A integridade pessoal de Pezeshkian foi outro vencedor de votos. Depois que sua esposa e único filho morreram em um acidente em 1993, ele nunca se casou novamente e criou seus três filhos restantes sozinho. O fato de seus filhos adultos ainda viverem no Irã é um ponto importante em um país onde os filhos e filhas da elite governante frequentemente vivem no Ocidente e exibem seus estilos de vida brilhantes nas redes sociais, o que a população considera desagradável e hipócrita. Depois, há o fato de que Pezeshkian é um azeri étnico, a maior e mais bem integrada minoria étnica do Irã, compreendendo 16% da população predominantemente persa do Irã. O tratamento igualitário para as minorias étnicas do Irã foi a pedra angular de sua campanha, incluindo promessas de incluir representantes das populações balúchi e curda em seu gabinete. Essas comunidades sofreram a pior repressão durante os protestos Woman Life Freedom de 2022, e parece que Pezeshkian conquistou seu apoio. Mesmo no primeiro turno da votação, Pezeshkian saiu claramente à frente de seus oponentes na província curda.

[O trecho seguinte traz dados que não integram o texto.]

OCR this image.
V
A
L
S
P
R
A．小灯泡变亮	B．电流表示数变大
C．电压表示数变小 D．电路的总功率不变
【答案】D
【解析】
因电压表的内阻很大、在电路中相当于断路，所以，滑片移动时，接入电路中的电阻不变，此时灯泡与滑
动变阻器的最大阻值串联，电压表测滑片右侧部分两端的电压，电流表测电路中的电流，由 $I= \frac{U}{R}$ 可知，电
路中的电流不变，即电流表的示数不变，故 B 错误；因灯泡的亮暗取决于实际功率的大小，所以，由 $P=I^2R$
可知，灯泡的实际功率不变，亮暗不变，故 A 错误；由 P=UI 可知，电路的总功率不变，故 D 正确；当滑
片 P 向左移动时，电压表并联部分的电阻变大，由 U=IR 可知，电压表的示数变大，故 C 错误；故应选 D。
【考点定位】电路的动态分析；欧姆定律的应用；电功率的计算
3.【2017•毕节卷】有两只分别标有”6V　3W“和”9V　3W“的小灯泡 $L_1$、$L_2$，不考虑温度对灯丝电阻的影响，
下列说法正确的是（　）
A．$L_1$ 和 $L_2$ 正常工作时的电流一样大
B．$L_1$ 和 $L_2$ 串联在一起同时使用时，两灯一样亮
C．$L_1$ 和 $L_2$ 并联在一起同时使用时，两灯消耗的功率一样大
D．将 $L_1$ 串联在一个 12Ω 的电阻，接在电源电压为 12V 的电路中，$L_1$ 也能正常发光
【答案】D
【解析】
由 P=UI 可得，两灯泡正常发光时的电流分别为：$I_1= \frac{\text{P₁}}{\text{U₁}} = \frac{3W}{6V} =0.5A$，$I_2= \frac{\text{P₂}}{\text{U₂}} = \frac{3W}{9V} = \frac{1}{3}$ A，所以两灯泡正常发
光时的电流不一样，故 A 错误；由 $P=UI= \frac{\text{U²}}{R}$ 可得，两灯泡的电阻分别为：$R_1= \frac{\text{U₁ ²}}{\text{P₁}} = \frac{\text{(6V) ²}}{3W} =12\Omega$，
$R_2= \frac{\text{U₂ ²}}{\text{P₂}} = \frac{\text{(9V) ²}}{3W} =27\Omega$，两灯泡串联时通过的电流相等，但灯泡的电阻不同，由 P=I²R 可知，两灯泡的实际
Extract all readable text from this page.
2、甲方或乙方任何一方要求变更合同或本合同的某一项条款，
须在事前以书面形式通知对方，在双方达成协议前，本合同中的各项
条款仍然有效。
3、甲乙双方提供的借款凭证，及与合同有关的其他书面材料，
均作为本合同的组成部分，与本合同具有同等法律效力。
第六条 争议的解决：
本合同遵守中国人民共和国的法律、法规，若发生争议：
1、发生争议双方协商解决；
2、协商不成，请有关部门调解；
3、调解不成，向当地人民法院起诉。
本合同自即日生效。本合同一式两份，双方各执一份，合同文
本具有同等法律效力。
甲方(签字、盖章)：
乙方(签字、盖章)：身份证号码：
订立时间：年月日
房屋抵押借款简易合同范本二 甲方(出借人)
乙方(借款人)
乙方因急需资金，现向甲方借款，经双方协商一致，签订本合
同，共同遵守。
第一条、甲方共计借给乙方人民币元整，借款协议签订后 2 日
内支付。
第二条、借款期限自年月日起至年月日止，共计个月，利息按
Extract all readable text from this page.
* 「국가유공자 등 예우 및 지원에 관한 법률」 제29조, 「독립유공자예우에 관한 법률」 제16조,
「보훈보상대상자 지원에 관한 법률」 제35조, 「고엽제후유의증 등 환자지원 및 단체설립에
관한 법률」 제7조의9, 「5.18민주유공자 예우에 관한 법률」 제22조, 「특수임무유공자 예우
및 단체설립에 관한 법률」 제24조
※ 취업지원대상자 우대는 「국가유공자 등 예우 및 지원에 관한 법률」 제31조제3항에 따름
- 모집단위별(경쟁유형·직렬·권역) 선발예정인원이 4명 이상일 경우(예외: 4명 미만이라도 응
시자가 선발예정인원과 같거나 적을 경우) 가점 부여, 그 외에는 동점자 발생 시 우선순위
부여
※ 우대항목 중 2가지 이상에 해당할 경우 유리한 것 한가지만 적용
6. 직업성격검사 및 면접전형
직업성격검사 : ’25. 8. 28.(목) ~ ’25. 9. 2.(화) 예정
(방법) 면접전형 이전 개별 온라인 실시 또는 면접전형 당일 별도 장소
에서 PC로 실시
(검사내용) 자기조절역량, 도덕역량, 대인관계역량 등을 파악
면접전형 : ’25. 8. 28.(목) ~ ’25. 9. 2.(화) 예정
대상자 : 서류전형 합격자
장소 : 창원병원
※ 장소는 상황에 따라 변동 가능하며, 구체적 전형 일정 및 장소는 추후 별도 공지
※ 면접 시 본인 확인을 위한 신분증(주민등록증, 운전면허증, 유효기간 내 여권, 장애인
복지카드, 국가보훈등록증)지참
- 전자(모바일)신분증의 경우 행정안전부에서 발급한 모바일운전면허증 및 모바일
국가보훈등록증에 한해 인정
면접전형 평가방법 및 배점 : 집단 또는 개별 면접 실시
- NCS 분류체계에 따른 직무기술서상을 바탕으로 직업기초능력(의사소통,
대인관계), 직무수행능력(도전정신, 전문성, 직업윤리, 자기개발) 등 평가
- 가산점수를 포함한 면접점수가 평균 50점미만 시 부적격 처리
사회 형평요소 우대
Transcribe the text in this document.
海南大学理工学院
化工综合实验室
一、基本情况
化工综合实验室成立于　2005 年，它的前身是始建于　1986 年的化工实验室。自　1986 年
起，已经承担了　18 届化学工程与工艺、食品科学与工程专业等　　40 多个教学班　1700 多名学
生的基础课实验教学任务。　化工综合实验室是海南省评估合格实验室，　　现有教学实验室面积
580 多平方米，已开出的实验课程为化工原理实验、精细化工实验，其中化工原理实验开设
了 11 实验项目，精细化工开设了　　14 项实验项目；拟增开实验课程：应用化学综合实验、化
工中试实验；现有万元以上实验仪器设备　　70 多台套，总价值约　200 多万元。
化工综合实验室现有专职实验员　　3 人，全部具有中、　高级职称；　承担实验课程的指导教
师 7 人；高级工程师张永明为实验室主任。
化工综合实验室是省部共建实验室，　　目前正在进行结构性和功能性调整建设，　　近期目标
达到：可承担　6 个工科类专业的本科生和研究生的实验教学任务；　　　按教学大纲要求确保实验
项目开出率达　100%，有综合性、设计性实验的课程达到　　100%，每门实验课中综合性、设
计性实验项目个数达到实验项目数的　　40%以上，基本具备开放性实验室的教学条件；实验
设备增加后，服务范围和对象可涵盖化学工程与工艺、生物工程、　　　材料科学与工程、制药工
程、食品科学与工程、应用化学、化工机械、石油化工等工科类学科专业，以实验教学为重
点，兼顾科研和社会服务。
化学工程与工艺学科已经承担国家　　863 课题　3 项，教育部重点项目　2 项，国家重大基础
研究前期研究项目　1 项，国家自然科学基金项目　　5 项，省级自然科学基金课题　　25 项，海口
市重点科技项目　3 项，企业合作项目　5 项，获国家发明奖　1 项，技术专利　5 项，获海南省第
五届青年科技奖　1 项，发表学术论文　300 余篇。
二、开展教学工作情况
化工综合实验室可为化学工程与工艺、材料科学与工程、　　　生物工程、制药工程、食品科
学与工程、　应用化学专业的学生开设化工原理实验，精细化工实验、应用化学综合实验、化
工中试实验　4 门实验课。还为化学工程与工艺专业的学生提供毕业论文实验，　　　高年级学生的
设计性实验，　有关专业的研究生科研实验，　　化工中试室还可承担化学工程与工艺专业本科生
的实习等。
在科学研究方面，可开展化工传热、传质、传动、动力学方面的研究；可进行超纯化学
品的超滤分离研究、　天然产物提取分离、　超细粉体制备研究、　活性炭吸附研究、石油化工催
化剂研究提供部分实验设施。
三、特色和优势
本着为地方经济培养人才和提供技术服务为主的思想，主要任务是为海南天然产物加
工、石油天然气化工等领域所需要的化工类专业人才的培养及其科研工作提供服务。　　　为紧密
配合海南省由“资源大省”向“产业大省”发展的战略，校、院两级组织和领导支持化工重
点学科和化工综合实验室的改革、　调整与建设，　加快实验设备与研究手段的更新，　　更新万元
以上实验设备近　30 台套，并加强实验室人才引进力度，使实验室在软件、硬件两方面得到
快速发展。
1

O histórico de Masoud Pezeshkian no parlamento mostra que ele é um firme defensor dos direitos das minorias étnicas. Em 2022, ele demonstrou alguma coragem moral ao questionar as autoridades sobre a morte de Mahsa Jina Amini, a mulher curda cuja morte sob custódia por “mau hijab” desencadeou meses de agitação em todo o país e deu origem ao movimento Woman Life Freedom. “Respeitaremos a lei do hijab, mas nunca deve haver qualquer comportamento intrusivo ou desumano em relação às mulheres”, disse Pezeshkian após votar no primeiro turno da eleição, levando alguns a esperar que ele supervisione um afrouxamento do código de vestimenta para mulheres, ostensivamente o assunto dos protestos de 2022.

Mas seria ingênuo ver o novo presidente disposto a fazer mudanças radicais que vão contra o sistema islâmico. Pezeshkian sempre declarou claramente sua lealdade ao líder supremo e as leis do hijab são vistas como uma pedra angular da ideologia revolucionária que governa o Irã, então é improvável que haja qualquer mudança significativa na lei. Ele também foi claro sobre a extensão de seus poderes: em uma reunião da Universidade de Teerã no mês passado, respondendo a uma pergunta sobre estudantes presos por acusações relacionadas à agitação de 2022-23, Pezeshkian disse: “prisioneiros políticos não estão dentro do meu escopo, e se eu quiser fazer algo, não tenho autoridade”. Em entrevistas e debates na TV, ele prometeu explicitamente não contestar as políticas de Khamenei.

Seria ingênuo ver o novo presidente disposto a fazer mudanças radicais que vão contra o sistema islâmico.

Essa falta de poder real para efetuar mudanças e sua lealdade final ao líder supremo explicam a apatia dos eleitores. Enquanto Pezeshkian tinha o apoio dos reformistas, os ativistas de direitos humanos pediram um boicote às eleições. Por exemplo, Narges Mohammadi, a ativista presa e ganhadora do Prêmio Nobel da Paz de 2023, denunciou a eleição e a chamou de fachada orquestrada por um regime opressor. Em uma declaração emitida da Prisão de Evin, onde está detida, Mohammadi disse: “Não participarei das eleições ilegais do governo opressor e ilegítimo. Como você pode, enquanto segura uma espada, forca, armas e prisões contra o povo com uma mão, colocar uma urna na frente das mesmas pessoas com a outra mão e enganosa e falsamente chamá-las às urnas?” Sua colega ganhadora do Prêmio Nobel da Paz, a exilada Shirin Ebadi, enquanto isso, observou no Instagram, “os reformistas e moderados entraram na arena política para salvar o regime”. Esse sentimento se estendeu a grande parte do movimento Woman Life Freedom, que geralmente não usava seu voto, tão desiludidos eles estão com a incapacidade dos governos reformistas anteriores de mudar o sistema de dentro. Pode-se argumentar que a economia e uma política externa que acabe com o isolamento do Irã do mundo são mais importantes para os eleitores do que o futuro do hijab.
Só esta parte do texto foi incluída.